NGS panel detected lymphoma-related mutations in all samples. An average of 12 variants per patient with VAFs ranging from 1.1 to 95.7% were detected. The most frequently mutated genes were EP300, KMT2D, CD79B, PIM1, MYD88, NOTCH1, CIITA and ARID1A. Three NGS-ctDNA positive patients had also confirmed CNS infiltration by FC/cytology and RMI. The other 8 patients had positive NGS-ctDNA but discordant result by standard techniques. Six out of 8 patients showed MRI compatible with CNS infiltration but inconclusive result by FC or cytology. In this subset the NGS-ctDNA detection played an important role to diagnose infiltration and establishing a specific treatment, resulting in a favorable response for all patients. In the remaining 2, brain biopsy was required for diagnosis. NGS-ctDNA seems to be crucial for an accurate diagnosis considering that FC provided 73% of false negative results. Lastly, NGS-ctDNA was evaluated in 3 patients during follow-up. One was ctDNA-NGS positive confirming disease progression.
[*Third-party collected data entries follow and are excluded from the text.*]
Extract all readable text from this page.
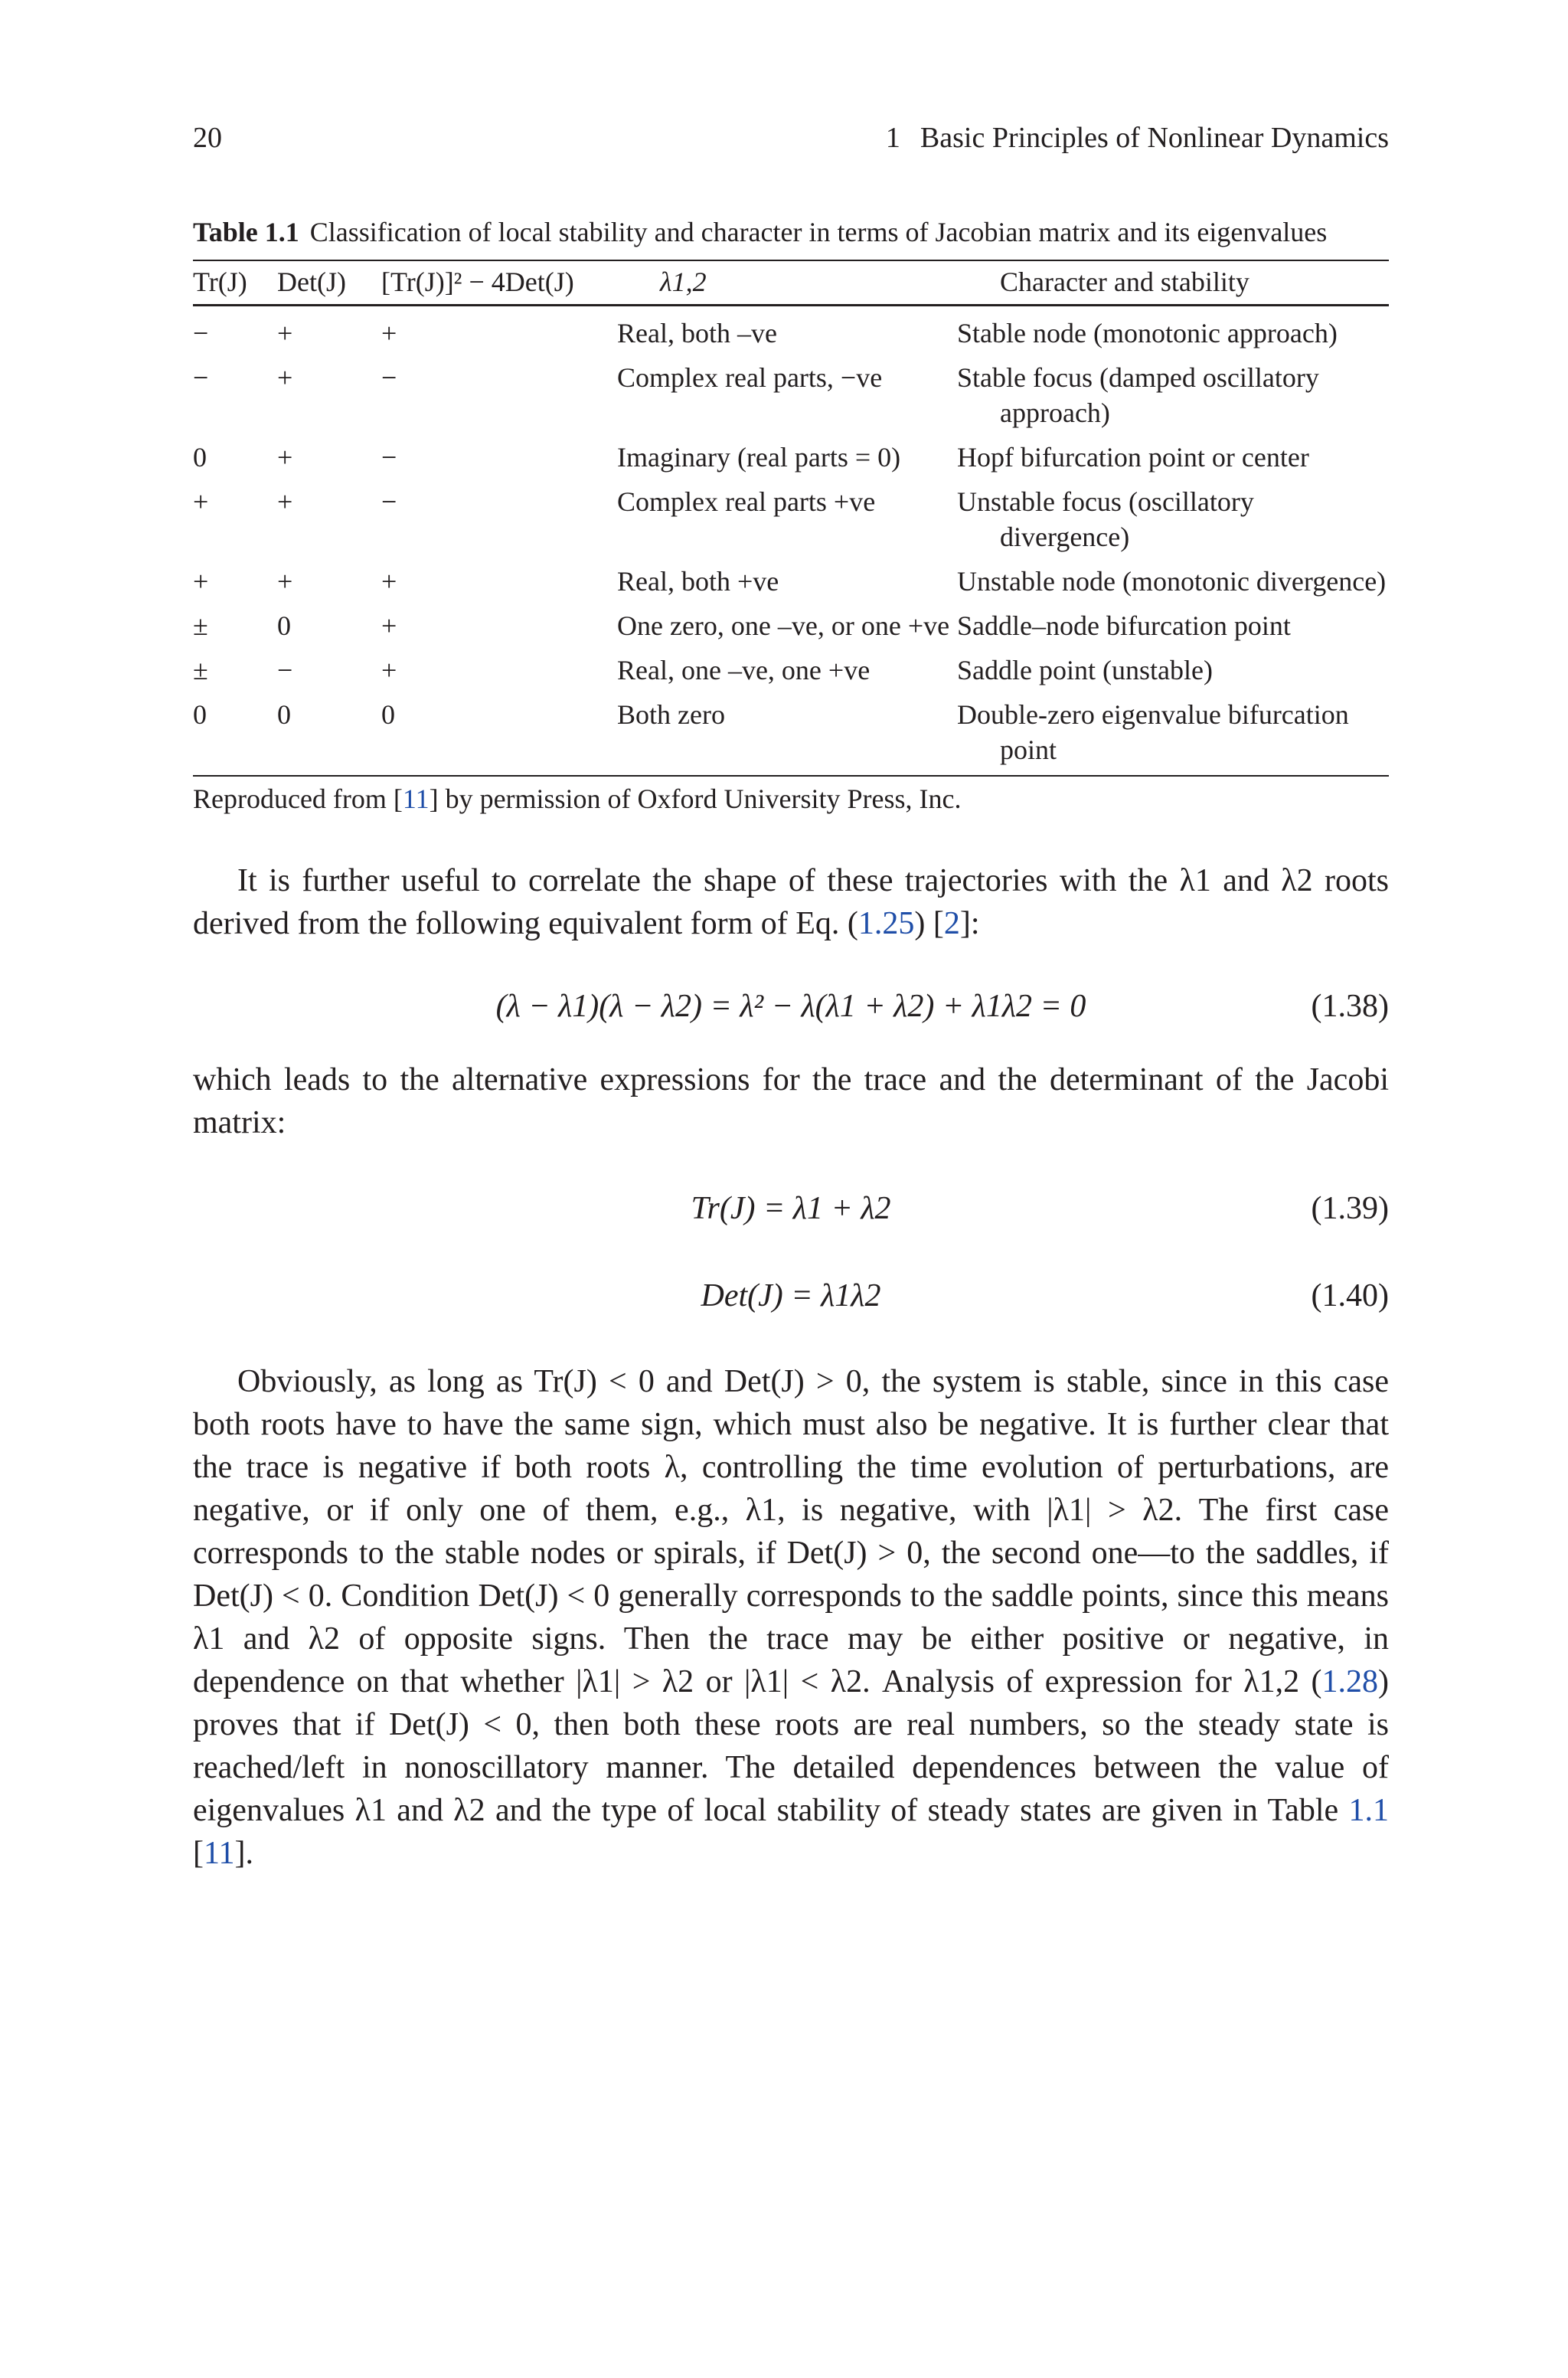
20	1 Basic Principles of Nonlinear Dynamics
Table 1.1 Classification of local stability and character in terms of Jacobian matrix and its eigenvalues
Tr(J)	Det(J)	[Tr(J)]² − 4Det(J)	λ1,2	Character and stability
−	+	+	Real, both –ve	Stable node (monotonic approach)
−	+	−	Complex real parts, −ve	Stable focus (damped oscillatory approach)
0	+	−	Imaginary (real parts = 0)	Hopf bifurcation point or center
+	+	−	Complex real parts +ve	Unstable focus (oscillatory divergence)
+	+	+	Real, both +ve	Unstable node (monotonic divergence)
±	0	+	One zero, one –ve, or one +ve	Saddle–node bifurcation point
±	−	+	Real, one –ve, one +ve	Saddle point (unstable)
0	0	0	Both zero	Double-zero eigenvalue bifurcation point
Reproduced from [11] by permission of Oxford University Press, Inc.

It is further useful to correlate the shape of these trajectories with the λ1 and λ2 roots derived from the following equivalent form of Eq. (1.25) [2]:

(λ − λ1)(λ − λ2) = λ² − λ(λ1 + λ2) + λ1λ2 = 0	(1.38)

which leads to the alternative expressions for the trace and the determinant of the Jacobi matrix:

Tr(J) = λ1 + λ2	(1.39)
Det(J) = λ1λ2	(1.40)

Obviously, as long as Tr(J) < 0 and Det(J) > 0, the system is stable, since in this case both roots have to have the same sign, which must also be negative. It is further clear that the trace is negative if both roots λ, controlling the time evolution of perturbations, are negative, or if only one of them, e.g., λ1, is negative, with |λ1| > λ2. The first case corresponds to the stable nodes or spirals, if Det(J) > 0, the second one—to the saddles, if Det(J) < 0. Condition Det(J) < 0 generally corresponds to the saddle points, since this means λ1 and λ2 of opposite signs. Then the trace may be either positive or negative, in dependence on that whether |λ1| > λ2 or |λ1| < λ2. Analysis of expression for λ1,2 (1.28) proves that if Det(J) < 0, then both these roots are real numbers, so the steady state is reached/left in nonoscillatory manner. The detailed dependences between the value of eigenvalues λ1 and λ2 and the type of local stability of steady states are given in Table 1.1 [11].
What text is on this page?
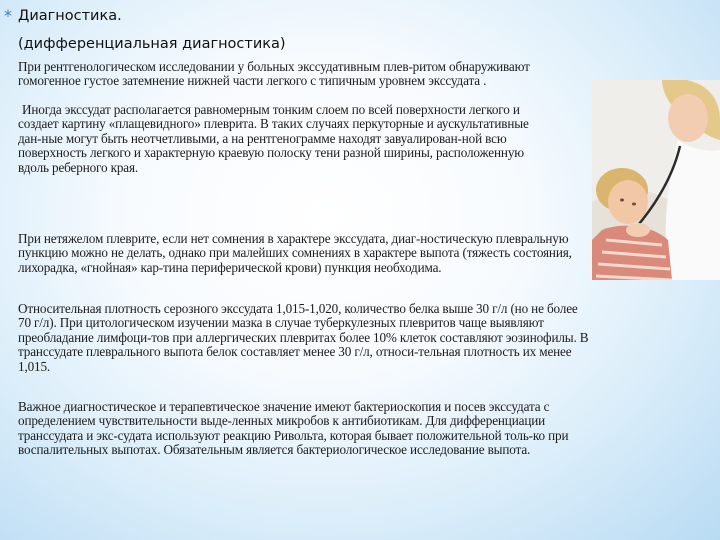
* Диагностика.
(дифференциальная диагностика)

При рентгенологическом исследовании у больных экссудативным плев-ритом обнаруживают гомогенное густое затемнение нижней части легкого с типичным уровнем экссудата .

Иногда экссудат располагается равномерным тонким слоем по всей поверхности легкого и создает картину «плащевидного» плеврита. В таких случаях перкуторные и аускультативные дан-ные могут быть неотчетливыми, а на рентгенограмме находят завуалирован-ной всю поверхность легкого и характерную краевую полоску тени разной ширины, расположенную вдоль реберного края.

При нетяжелом плеврите, если нет сомнения в характере экссудата, диаг-ностическую плевральную пункцию можно не делать, однако при малейших сомнениях в характере выпота (тяжесть состояния, лихорадка, «гнойная» кар-тина периферической крови) пункция необходима.

Относительная плотность серозного экссудата 1,015-1,020, количество белка выше 30 г/л (но не более 70 г/л). При цитологическом изучении мазка в случае туберкулезных плевритов чаще выявляют преобладание лимфоци-тов при аллергических плевритах более 10% клеток составляют эозинофилы. В транссудате плеврального выпота белок составляет менее 30 г/л, относи-тельная плотность их менее 1,015.

Важное диагностическое и терапевтическое значение имеют бактериоскопия и посев экссудата с определением чувствительности выде-ленных микробов к антибиотикам. Для дифференциации транссудата и экс-судата используют реакцию Ривольта, которая бывает положительной толь-ко при воспалительных выпотах. Обязательным является бактериологическое исследование выпота.
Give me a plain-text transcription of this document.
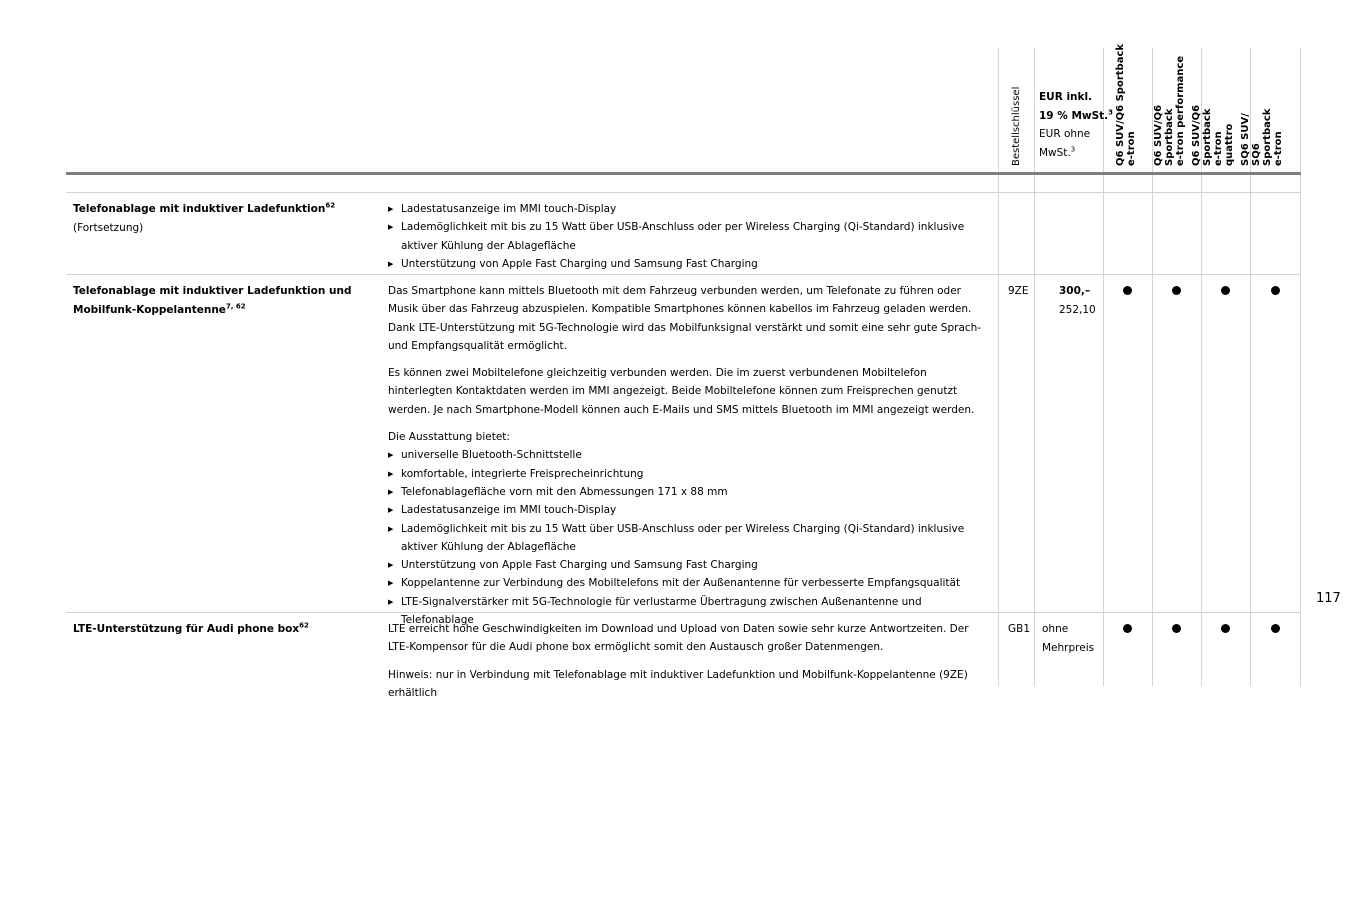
Bestellschlüssel EUR inkl.
19 % MwSt.$^3$
EUR ohne
MwSt.$^3$
Q6 SUV/Q6 Sportback
e-tron Q6 SUV/Q6 Sportback
e-tron performance
Q6 SUV/Q6 Sportback
e-tron quattro SQ6 SUV/
SQ6 Sportback e-tron
Telefonablage mit induktiver Ladefunktion$^{62}$ (Fortsetzung)
▶ Ladestatusanzeige im MMI touch-Display
▶ Lademöglichkeit mit bis zu 15 Watt über USB-Anschluss oder per Wireless Charging (Qi-Standard) inklusive aktiver Kühlung der Ablagefläche
▶ Unterstützung von Apple Fast Charging und Samsung Fast Charging
Telefonablage mit induktiver Ladefunktion und Mobilfunk-Koppelantenne$^{7, 62}$

Das Smartphone kann mittels Bluetooth mit dem Fahrzeug verbunden werden, um Telefonate zu führen oder Musik über das Fahrzeug abzuspielen. Kompatible Smartphones können kabellos im Fahrzeug geladen werden. Dank LTE-Unterstützung mit 5G-Technologie wird das Mobilfunksignal verstärkt und somit eine sehr gute Sprach- und Empfangsqualität ermöglicht.

Es können zwei Mobiltelefone gleichzeitig verbunden werden. Die im zuerst verbundenen Mobiltelefon hinterlegten Kontaktdaten werden im MMI angezeigt. Beide Mobiltelefone können zum Freisprechen genutzt werden. Je nach Smartphone-Modell können auch E-Mails und SMS mittels Bluetooth im MMI angezeigt werden.

Die Ausstattung bietet:
▶ universelle Bluetooth-Schnittstelle
▶ komfortable, integrierte Freisprecheinrichtung
▶ Telefonablagefläche vorn mit den Abmessungen 171 x 88 mm
▶ Ladestatusanzeige im MMI touch-Display
▶ Lademöglichkeit mit bis zu 15 Watt über USB-Anschluss oder per Wireless Charging (Qi-Standard) inklusive aktiver Kühlung der Ablagefläche
▶ Unterstützung von Apple Fast Charging und Samsung Fast Charging
▶ Koppelantenne zur Verbindung des Mobiltelefons mit der Außenantenne für verbesserte Empfangsqualität
▶ LTE-Signalverstärker mit 5G-Technologie für verlustarme Übertragung zwischen Außenantenne und Telefonablage
9ZE	300,–
252,10
LTE-Unterstützung für Audi phone box$^{62}$	LTE erreicht hohe Geschwindigkeiten im Download und Upload von Daten sowie sehr kurze Antwortzeiten. Der LTE-Kompensor für die Audi phone box ermöglicht somit den Austausch großer Datenmengen.

Hinweis: nur in Verbindung mit Telefonablage mit induktiver Ladefunktion und Mobilfunk-Koppelantenne (9ZE) erhältlich
GB1 ohne
Mehrpreis
117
The remaining 2 were NGS-ctDNA negative and both patients are currently disease-free.

Conclusions

These results highlight the importance of CSF analysis by NGS, postulating as a transformative tool for improving diagnosis, monitoring and outcome of CNS-L patients. Since NGS surpassed in some cases the capabilities of traditional methods, CSF should be preferably analyzed by NGS in the clinical practice.

Clinical trial identification

Editorial acknowledgement

Legal entity responsible for the study

A. Jiménez-Ubieto.

Funding

Fundación CRIS contra el cáncer.

Disclosure

All authors have declared no conflicts of interest.